違うだろうと思いながら、念のため聞いてみる。

「いや、今回が初飛行だ。フランクさんのクライアントに共和国人の貿易商がいる。その人間が、共和国の発明品を俺の所に持ち込んだんだ」

「ケインくんの所に?」

「正確には、この国に、だろうな。あの乗り物は、翼を持つ獣人に運命を預けるものだ。共和国では実用化が難しい。共和国の昔話を信じる者、獣人に身を委ねることを拒否する者。他にも、あの乗り物の前提条件を受け入れられない者は多い。空を飛ぶ審査も通らない」


「昔話って、例の、忠義の主従が全滅したという話ですか」

「そうだ。あのよくわからない話だ」

一場面だけを切り取った、脈絡のない話だ。

そういって、ケインくんはばっさり切り捨てた。


「この国なら飛行は自由だ。獣人が多いから受け入れられると思ったらしい。大量に納入できたら儲けものだと思って持ち込んだものの、この国にはそんな予算はない。そもそも必要性がない」

そうだよね。


自主自立の気風が強いので、各人各地域が基本不干渉だ。いざというとき頼りになるライオン達や英雄達の街の獣人達もいる。

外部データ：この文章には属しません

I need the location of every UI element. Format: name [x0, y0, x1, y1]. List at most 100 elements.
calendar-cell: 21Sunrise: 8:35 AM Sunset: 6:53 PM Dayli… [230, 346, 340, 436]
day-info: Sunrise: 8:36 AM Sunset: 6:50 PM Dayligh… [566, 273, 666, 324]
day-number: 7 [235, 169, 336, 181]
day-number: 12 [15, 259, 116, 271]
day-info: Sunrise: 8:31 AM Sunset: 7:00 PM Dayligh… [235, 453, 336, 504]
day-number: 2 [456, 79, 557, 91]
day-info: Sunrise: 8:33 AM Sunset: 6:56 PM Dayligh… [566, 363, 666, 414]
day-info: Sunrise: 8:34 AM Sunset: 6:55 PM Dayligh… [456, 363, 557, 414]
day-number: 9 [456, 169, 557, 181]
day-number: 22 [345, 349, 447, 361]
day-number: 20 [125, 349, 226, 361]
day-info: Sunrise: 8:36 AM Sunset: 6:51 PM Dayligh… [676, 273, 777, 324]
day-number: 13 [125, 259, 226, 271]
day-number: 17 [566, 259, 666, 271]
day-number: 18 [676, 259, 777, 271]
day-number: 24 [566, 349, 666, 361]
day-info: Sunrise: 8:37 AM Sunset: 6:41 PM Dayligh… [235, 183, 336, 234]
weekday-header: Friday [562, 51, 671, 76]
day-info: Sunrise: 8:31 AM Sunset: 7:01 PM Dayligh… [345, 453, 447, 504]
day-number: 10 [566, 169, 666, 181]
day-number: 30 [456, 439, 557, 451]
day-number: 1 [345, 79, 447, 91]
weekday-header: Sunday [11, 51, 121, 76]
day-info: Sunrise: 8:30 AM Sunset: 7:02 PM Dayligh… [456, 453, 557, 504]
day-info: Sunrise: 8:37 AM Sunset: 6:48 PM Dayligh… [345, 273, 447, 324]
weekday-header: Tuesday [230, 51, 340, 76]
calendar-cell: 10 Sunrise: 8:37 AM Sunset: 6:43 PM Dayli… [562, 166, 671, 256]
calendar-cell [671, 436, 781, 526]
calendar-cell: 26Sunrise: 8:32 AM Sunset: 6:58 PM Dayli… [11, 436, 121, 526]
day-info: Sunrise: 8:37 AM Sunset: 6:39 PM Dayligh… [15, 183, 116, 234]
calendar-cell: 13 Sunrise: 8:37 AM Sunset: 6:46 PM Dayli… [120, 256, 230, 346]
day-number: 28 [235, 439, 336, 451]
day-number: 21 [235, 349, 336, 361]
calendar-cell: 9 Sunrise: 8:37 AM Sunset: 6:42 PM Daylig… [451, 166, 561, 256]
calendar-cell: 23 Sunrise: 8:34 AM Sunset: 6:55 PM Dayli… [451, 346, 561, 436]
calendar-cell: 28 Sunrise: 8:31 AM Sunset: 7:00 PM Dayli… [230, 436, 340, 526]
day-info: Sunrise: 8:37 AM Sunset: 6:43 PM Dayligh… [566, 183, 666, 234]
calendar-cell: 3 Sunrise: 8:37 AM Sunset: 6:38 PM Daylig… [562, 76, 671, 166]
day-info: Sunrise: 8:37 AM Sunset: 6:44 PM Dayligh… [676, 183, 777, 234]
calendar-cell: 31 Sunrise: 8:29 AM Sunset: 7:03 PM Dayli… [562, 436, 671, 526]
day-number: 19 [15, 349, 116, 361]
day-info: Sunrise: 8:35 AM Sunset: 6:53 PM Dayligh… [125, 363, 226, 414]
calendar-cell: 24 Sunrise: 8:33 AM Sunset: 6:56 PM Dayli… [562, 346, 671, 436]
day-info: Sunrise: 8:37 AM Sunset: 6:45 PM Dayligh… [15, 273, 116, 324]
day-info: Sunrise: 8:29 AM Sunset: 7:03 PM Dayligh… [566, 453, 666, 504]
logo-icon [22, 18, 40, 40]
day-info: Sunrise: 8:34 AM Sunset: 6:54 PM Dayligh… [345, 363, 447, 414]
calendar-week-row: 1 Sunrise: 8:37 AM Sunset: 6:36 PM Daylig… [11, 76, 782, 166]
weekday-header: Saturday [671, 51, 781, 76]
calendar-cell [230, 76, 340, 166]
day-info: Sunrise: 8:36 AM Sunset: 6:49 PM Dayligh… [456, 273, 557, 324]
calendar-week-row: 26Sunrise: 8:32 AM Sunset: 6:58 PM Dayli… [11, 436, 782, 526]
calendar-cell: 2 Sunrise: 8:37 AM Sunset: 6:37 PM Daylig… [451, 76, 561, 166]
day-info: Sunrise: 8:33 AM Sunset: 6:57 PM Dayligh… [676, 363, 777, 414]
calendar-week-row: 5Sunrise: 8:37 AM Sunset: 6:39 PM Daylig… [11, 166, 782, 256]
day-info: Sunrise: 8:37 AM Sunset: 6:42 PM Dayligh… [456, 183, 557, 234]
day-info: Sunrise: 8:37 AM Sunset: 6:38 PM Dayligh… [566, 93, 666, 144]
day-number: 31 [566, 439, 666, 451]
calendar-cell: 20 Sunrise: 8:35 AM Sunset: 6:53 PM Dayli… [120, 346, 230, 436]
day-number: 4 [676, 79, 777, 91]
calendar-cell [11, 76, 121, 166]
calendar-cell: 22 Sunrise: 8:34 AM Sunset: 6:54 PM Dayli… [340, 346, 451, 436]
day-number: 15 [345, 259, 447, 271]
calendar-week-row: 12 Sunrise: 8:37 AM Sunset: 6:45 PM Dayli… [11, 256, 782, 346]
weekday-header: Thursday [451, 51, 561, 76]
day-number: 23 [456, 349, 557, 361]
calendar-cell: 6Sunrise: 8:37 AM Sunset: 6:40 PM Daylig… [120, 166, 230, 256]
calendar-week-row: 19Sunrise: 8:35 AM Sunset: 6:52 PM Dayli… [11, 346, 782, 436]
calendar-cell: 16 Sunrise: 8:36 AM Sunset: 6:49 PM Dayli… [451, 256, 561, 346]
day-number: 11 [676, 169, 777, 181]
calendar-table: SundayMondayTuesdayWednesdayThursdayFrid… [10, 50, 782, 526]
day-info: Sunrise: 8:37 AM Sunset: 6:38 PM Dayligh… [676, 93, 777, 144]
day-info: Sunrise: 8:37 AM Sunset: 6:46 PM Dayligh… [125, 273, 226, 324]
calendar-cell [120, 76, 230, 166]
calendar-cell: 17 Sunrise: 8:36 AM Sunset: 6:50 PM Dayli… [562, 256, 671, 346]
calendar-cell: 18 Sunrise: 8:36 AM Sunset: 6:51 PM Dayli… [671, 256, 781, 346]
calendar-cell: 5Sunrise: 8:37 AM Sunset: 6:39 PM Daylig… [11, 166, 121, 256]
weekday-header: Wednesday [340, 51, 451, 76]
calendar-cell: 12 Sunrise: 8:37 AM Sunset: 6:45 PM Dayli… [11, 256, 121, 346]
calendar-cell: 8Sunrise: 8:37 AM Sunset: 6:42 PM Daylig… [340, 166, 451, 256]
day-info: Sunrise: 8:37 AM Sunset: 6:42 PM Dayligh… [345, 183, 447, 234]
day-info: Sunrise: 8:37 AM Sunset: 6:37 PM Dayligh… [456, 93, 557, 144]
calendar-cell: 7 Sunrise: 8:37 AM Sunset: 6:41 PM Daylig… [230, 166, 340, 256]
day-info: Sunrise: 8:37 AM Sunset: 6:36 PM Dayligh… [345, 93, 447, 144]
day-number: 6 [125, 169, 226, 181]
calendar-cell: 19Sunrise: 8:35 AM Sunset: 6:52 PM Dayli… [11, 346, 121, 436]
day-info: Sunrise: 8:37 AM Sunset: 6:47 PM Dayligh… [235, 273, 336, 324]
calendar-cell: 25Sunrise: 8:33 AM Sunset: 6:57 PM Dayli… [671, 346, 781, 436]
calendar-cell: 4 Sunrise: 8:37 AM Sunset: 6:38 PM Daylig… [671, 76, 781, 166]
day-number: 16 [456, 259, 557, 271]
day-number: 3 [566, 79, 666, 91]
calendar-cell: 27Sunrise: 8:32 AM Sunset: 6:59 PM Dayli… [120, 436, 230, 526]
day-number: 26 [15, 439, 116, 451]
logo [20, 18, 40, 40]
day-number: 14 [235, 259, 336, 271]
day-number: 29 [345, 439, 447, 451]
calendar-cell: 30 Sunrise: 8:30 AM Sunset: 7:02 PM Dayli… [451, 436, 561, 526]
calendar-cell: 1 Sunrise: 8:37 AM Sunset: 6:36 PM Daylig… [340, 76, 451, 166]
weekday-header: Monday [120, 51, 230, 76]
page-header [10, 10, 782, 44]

陸だろうが海だろうが空だろうが、連絡網さえ途切れなければ急行してくれる。

緊急時に人間が必要、という感覚はない。

物理的力で勝る獣人が単独で向かう方がはやく、確実だ。

脱出用としても、あの乗り物は一人用だ。

一人の緊急脱出なら獣人がもっと身軽に助けられる。

つまりは国として買う理由がない。


「人間がいないと物事を進められない共和国とは違うからな。どうしてもというなら、コリー達は別の飛び方をする。コーのような好事家くらいにしか需要がない」

「それは売れないね」

レイくん、なぜいま口を開いたの。


「フランクさんの紹介だからな。顔を潰すのも悪いから、個人で数機買った。コーの新しい拠点にでも置くと良い」

今度向こうに行くとき、俺の家の庭から取っていけ。

ぶっきらぼうに、ケインくんはお祝いの品をくれたらしい。

本当はオリーブの店に行きたかったのかもしれない。

「ありがとうございます」



「それにしてもなぜ共和国で実用化できないものを作ったのでしょうか」

「共和国の資産家の庇護下に前世持ちがいるらしい。研究開発ができればよいタイプで、情勢はみないようだ。今は目新しさで守られているが、この調子だと危ないだろうな。そのうち『  』のレッテルを貼られるだろう」


最近気づいたのだが、『  』というのは地域で捉え方が異なるようだった。

ケインくんの言葉から、共和国では危険分子の意味合いも含むようだった。